Fierce battles are raging across the Donbas region of eastern Ukraine, while despite Russian offensives coming in waves, Ukrainian soldiers are holding their positions in most locations, ERR correspondent Anton Aleksejev, on the ground in Ukraine, reports.
In order to communicate with Aleksejev and ERR cameraman Kristjan Svirgsden, Ukrainian fighters had to travel more than 10km (6 miles) from their positions, after obtaining the permission of their officers. Closer to front than that, the din of artillery duels would not have allowed for easily audible conversations.
"Unfortunately, they have a lot of artillery and manpower," one Ukrainian, Anton, told ERR.
"We are attempting to identify their locations so we can neutralize them. But you can feel the pressure of their offensives. There are just so many of them, and they have plenty of equipment," Anton added.
Another, Volodymyr, an officer, told ERR that: "The situation is very tense, at all times. There are no signs that the enemy's offensive will weaken or come to a halt.

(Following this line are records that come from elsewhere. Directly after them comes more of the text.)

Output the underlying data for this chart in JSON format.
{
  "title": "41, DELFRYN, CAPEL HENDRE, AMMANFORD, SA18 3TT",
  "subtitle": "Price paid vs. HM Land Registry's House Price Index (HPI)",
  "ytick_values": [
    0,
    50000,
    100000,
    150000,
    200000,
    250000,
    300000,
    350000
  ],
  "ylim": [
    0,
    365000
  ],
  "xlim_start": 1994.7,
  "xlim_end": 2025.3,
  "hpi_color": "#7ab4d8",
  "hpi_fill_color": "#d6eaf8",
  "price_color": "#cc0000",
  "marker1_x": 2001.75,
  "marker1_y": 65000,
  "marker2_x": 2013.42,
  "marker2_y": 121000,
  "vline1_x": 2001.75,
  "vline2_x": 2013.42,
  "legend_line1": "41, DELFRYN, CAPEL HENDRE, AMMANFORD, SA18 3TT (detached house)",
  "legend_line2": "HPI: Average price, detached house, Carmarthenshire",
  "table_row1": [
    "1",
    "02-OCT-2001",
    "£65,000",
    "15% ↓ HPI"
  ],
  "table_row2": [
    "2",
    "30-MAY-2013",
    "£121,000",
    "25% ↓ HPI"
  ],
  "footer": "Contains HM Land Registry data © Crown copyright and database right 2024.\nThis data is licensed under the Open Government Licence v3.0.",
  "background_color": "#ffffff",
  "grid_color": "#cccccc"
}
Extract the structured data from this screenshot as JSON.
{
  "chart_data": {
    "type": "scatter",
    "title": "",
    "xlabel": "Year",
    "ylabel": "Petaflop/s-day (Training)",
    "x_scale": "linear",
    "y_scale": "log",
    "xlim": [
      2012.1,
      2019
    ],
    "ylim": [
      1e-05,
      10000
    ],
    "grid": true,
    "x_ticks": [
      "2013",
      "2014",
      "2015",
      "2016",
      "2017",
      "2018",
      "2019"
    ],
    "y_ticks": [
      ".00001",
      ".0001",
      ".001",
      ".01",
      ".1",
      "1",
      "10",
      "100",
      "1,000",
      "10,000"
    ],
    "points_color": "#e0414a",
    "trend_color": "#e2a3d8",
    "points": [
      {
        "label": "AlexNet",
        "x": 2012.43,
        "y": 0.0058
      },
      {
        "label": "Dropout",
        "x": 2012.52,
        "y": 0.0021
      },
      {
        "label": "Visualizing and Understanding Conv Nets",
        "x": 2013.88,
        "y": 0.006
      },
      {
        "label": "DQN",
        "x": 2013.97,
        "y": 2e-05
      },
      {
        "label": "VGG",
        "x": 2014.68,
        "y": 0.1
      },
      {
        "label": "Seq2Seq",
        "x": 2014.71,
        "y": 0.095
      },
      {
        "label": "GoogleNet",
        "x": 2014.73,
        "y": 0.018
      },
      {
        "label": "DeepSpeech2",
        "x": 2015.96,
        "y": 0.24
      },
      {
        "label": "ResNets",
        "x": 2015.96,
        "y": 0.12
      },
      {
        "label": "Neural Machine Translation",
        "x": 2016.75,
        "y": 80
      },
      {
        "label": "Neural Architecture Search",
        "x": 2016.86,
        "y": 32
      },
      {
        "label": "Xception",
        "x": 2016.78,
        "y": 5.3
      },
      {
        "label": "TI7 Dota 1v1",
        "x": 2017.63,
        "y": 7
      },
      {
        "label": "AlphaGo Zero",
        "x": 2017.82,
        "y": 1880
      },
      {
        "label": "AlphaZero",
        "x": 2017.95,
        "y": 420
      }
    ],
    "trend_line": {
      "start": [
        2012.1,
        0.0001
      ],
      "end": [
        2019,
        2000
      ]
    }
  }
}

While the West is not sending troops to Ukraine, those armaments which it has been sending and will continue to do so, are greatly valued and anticipated by the Ukrainian recipients.
"Western weaponry tends to be far more accurate and has a longer effective firing range," Marjan, another Ukrainian soldier, told ERR.
"During an artillery duel, the important thing is that the longer the range from which you can strike the enemy, the better defended you will be. Compared with the Soviet-era weaponry, the advantages of western equipment are accuracy and quality; it is simply better," he went on.
Aleksejev and Svirgsden went on to visit Netailove, a village a few kilometers to the northwest of Donetsk, and a location where they had last been a year ago, a few weeks before war broke out.
Sadly, the village was virtually unrecognizable, having been shelled to ruins and now being home to barely any inhabitants. An incoming strike meant having to take immediate shelter, and demonstrated there was no point lingering in the area longer.
Indeed, finding civilians in Donbas in general, in the frontline zone, is a major task in itself.
The original ERR report (in Estonian, Ukrainian and Russian) is here.
Fighting in the Donbas has remained intense through December and January despite it being winter.